Tuesday, March 20, 2012

Interim musings, continued

A friend recently had a houseguest, an old pal who has exacerbated a host of health problems by becoming grossly obese. Taking a set of native flaws and adding to them by their own choice and behaviors. My friend reflected that everyone really has their own “200 pound belly”, though often not so obvious. Sadly true. Reminds me that, with very few exception, it’s the rare misfortune of mine that I have not been the author of.

Ethos anthropo daimon, said Heraclitus. A man's character is his fate.

Without my laptop, I was forced to read an actual book. What was for most of my life a compulsive practice is now a rarity. I still read compulsively, but on a screen, not on paper.

I re-opened The Closing of the American Mind by Allan Bloom, 1987. A homosexual man with a deep knowledge and love of Western civilization, Saul Bellow’s Ravelstein. He can think and he can write.
He shows how deeply relativism, in the paradoxical service of an absolutist and dogmatic political agenda, has become the default mind of American youth. The very same people who will clock you for being judgmental or Eurocentric will nail you to the wall for any slight against the code of racial or gender orthodoxy.

One of his many bull’s eyes pointed out the difference between the socialization of men in classical education and the current post-60’s liberalism.

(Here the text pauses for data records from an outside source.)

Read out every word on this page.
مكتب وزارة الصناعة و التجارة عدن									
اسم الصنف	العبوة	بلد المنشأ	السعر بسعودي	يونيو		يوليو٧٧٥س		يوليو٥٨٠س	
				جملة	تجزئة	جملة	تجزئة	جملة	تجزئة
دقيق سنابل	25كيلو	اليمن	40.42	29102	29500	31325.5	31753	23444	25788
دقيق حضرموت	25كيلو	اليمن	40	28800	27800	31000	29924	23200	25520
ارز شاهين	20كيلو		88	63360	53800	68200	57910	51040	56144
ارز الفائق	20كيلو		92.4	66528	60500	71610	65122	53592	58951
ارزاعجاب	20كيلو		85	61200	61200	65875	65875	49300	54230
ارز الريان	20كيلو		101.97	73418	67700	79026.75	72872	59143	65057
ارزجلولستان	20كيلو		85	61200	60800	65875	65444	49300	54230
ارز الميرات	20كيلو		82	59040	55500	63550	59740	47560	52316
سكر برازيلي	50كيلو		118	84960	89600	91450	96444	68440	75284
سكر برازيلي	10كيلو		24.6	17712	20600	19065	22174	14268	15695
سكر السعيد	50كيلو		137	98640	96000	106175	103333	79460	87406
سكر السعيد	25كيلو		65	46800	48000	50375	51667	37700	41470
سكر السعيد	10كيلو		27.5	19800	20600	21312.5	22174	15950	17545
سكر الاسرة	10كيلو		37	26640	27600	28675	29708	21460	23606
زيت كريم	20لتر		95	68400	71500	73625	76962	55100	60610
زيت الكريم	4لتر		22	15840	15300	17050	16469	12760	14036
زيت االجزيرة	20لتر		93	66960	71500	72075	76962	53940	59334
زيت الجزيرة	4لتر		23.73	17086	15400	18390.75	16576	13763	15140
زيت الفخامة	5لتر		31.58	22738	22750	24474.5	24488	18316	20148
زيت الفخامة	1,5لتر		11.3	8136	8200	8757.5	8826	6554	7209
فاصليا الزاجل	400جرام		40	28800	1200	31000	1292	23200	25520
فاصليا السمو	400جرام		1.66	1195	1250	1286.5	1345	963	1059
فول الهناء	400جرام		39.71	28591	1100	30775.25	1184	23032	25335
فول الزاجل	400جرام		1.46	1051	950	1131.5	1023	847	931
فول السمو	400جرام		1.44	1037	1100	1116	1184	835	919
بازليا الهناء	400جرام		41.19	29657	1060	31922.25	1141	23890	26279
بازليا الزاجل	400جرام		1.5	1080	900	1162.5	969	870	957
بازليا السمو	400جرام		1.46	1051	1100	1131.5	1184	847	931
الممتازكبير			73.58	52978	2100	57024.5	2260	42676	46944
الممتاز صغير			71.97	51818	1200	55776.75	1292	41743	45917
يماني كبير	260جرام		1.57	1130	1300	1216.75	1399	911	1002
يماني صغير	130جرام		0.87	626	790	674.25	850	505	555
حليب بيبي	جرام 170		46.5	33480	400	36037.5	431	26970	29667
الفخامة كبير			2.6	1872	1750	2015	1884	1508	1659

The traditional order accepted the human and masculine passions of ambition for glory and rule as natural and tried to train and order them; the current Boomer regime of feminist “histrionic moralism” requires the demonization, repression and extinction of these natural drives. At least in men.

And he shows the untrained and denied power drive hidden underneath the egalitarian rhetoric. Good stuff.